A ideia central desta proposição é o fim da imunidade tributária para entidades religiosas (igrejas) em decorrência dos constantes escândalos financeiros que líderes religiosos protagonizam. Sendo o Estado uma instituição laica, qualquer organização que permite o enriquecimento e seus líderes e membros deve ser tributada.

Alguns parlamentares ficaram irritados com a iniciativa popular.

O tema deve estar para discussão no Senado.

É de se admitir que, no passado distante, houvesse razões legítimas a justificar a imunidade, da qual o artigo 150, VI, b da Constituição é um resquício. Tratava-se de assegurar a liberdade de culto e repelir o expediente então muito em voga de criar impostos que onerassem minorias religiosas. Parece difícil, porém, sustentar que isso ainda faça sentido.

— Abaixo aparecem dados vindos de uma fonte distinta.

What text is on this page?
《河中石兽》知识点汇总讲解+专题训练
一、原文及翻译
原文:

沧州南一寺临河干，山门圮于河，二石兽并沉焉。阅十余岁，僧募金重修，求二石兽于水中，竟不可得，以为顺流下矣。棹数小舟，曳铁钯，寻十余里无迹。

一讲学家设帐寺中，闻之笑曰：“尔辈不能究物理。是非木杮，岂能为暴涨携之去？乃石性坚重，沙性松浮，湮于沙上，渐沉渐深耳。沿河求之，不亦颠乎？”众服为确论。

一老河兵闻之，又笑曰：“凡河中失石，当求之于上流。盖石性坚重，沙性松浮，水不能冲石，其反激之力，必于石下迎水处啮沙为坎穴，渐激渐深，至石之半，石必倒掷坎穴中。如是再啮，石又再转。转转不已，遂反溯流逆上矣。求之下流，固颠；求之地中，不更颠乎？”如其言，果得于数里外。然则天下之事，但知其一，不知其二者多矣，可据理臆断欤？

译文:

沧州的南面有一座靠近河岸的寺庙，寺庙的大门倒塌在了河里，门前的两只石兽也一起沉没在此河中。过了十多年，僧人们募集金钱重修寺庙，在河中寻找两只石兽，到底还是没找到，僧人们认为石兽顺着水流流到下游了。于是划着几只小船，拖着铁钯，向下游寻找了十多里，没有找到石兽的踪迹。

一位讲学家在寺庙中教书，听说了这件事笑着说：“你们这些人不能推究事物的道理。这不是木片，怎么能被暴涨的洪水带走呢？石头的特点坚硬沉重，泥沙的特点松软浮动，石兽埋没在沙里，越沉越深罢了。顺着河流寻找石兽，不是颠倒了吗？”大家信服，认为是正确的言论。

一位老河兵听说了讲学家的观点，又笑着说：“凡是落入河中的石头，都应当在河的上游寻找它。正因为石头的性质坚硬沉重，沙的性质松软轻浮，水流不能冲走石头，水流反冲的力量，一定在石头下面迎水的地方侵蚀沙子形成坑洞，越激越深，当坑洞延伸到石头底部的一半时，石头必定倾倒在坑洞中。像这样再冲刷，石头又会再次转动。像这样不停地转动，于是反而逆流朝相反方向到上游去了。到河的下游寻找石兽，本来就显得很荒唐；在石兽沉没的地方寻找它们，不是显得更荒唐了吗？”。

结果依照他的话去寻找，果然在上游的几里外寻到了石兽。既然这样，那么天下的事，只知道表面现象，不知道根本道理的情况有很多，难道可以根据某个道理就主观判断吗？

Quando se tratou da Medida Provisória (MP) 668 – que visava elevar a tributação sobre produtos importados e era uma das medidas do pacote de ajuste fiscal do governo federal, foi incluída pelo então deputado Eduardo Cunha no texto uma discutível ampliação das isenções fiscais sobre os valores pagos pelas igrejas a líderes religiosos. Ampliou-se o estabelecido na Constituição pela lei de 2015 ao permitir que as igrejas não mais precisassem pagar contribuições sobre a remuneração de pastores, as chamadas prebendas.

Mas havia divergências e a Receita continuava autuando as organizações religiosas.

A Constituição Federal de 1988 fixou que a imunidade tributária às igrejas alcança somente o patrimônio, a renda e os serviços, relacionados com as finalidades essenciais das entidades nelas mencionadas.

O constituinte não deixou dúvidas quanto à imunidade tributária das igrejas: o Estado não pode cobrar impostos sobre as atividades religiosas. Mas o constituinte também foi claro ao dizer que essa imunidade recai apenas sobre as entidades religiosas e suas finalidades essenciais.

A imunidade é para as pessoas jurídicas – e não para as pessoas físicas que estão vinculadas às diversas igrejas ou nelas trabalham.

Cabe acrescer nessa consideração, que a legislação prevê que os valores despendidos pelas entidades religiosas com seus ministros, em face do seu mister religioso ou para sua subsistência, não são considerados remuneração direta ou indireta.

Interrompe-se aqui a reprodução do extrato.